Rosario Catania 16 maggio 1960. Comico. Imitatore. Cantante. Conduttore tv. «Io non so cantare, ma canto. Non so ballare, ma ballo. Non sono un imitatore, ma
imito. Non sono un attore, ma atto: e come atto io...» • «Uno dei pochi, se non l’unico, che sia oggi capace di tenere la scena con un mix così felice di umorismo e spettacolarità, inchiodandoci tutti davanti al video con la sua sola, straordinaria, presenza
scenica. Da solo, lui recita, canta, imita, satireggia, seduce, evoca e
stupisce. Osa aprire un sabato sera con il buio della radio. Si lancia in una
irriverente ma spassosissima parodia di Ciampi. Duetta con disinvoltura con
Ramazzotti e con la bellissima Bellucci. Riesce a essere così irresistibilmente trascinante da essere capace di convincere Bruno Vespa non
soltanto a ridere della sua imitazione, ma addirittura a farsi il verso da
solo, imitando il suo imitatore. Grandioso. Un mattatore solitario, ecco cos’è Fiorello.
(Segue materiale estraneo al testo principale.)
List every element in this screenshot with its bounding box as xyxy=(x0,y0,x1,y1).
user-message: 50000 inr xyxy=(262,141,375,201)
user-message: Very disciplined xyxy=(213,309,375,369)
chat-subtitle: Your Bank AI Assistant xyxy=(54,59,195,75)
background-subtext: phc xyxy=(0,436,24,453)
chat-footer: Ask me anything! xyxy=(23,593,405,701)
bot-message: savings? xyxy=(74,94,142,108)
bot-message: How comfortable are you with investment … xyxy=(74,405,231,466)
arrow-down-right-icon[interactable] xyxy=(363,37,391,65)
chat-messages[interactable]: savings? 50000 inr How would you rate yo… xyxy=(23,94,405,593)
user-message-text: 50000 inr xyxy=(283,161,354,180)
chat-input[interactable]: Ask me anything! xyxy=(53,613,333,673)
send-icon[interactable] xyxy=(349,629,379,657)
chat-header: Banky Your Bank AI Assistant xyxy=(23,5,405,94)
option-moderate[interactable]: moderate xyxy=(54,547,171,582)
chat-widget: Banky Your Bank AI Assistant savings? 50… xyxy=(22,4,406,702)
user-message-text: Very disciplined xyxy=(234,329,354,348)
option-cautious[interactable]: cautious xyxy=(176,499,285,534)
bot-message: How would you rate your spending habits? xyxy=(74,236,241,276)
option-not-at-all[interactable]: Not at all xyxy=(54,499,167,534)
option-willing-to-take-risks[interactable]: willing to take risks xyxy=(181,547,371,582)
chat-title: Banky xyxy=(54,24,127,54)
Un esempio ogni volta stupefacente di quello che si può riuscire a fare, in televisione, usando l’intelligenza, l’ironia e la leggerezza restando anni luce lontani dalla volgarità e dalla pesantezza dell’avanspettacolo» (Sebastiano Messina) • «“La mamma Rosaria, brava ragazza di Giardini Naxos, ha avuto qualche difficoltà a farmi nascere, e io qualche seria difficoltà a saltar fuori. Un cesareo da 64 punti, tanto che mia madre, dopo quello
strazio, sospirò: sia chiaro, dopo Rosario, nessuno”. E gli fece mettere nel secondo nome il richiamo alla Madonna dei Tindari, la
Madonna nera a cui era devota. Si sa che fine fanno le promesse. Mamma Rosaria
ebbe altri tre figli: Anna, nel 61, Catena detta Cati (l’eccentrico nome viene da una nonna), nel 66 e Giuseppe detto sciaguratamente a
suo tempo Fiorellino, e ora Beppe, nel 69. Forse non riusciva a resistere al
fascino di papà Nicola, appuntato radiotelegrafista nella Guardia di finanza, “che era nato a Letojanni, assomigliava a Clark Gable, e morì all’improvviso nel 1990 a una festa”. Allora se ne stavano ad Augusta, aspettando che Rosario raggiungesse
lentamente la quarta al liceo scientifico Principe di Napoli. “Nello show lo dico chiaro, l’unico mio titolo di studio è il battesimo. Studiare, ma si poteva? Augusta è un’isola, eravamo circondati dal sole e dal mare, fin da bambini si stava sempre
fuori, a giocare a ‘chiappeddi’, le pietre al posto delle bocce, in palio le figurine Panini”. Ma poi, come esercizio culturale, è riuscito a incidere una canzone pop sui versi di San Martino di Carducci, “La nebbia a gl’irti colli piovigginando sale”. E a farsi invitare dal rettore dell’Università Cattolica, Lorenzo Ornaghi, per un faccia a faccia con 1.500 studenti. Comunque
agli inizi, altro che ballerino. “Volevo davvero fare il calciatore. Ma gli anni del liceo erano gli anni delle
prime radio libere: Radio Marte, Radiorama, Augusta Centrale. Era il tempo
della
Febbre del sabato sera”. Tutti travolti da John Travolta? “Roba da poco, gare di disc jockey ai balli studenteschi. Ma uscivamo da un
grandissimo provincialismo, quando andare al cinema a Catania era un’impresa eroica”. L’esordio avviene come dj al Gran ballo della ragioneria, ma il primo spettacolino
vero è al bar, imitando Tutto il calcio minuto per minuto con le voci di Ciotti, Ameri e Bortoluzzi. Poi, corrente l’anno 76, si fa vivo il destino. A Brucoli, sei chilometri da Augusta, tirano su
un villaggio Valtur. Molti ci vanno a lavorare. E ne escono la sera con gli
occhi schizzati: “Voi non potete immaginare! Sono tutti milanesi! E si vestono con certe stoffe...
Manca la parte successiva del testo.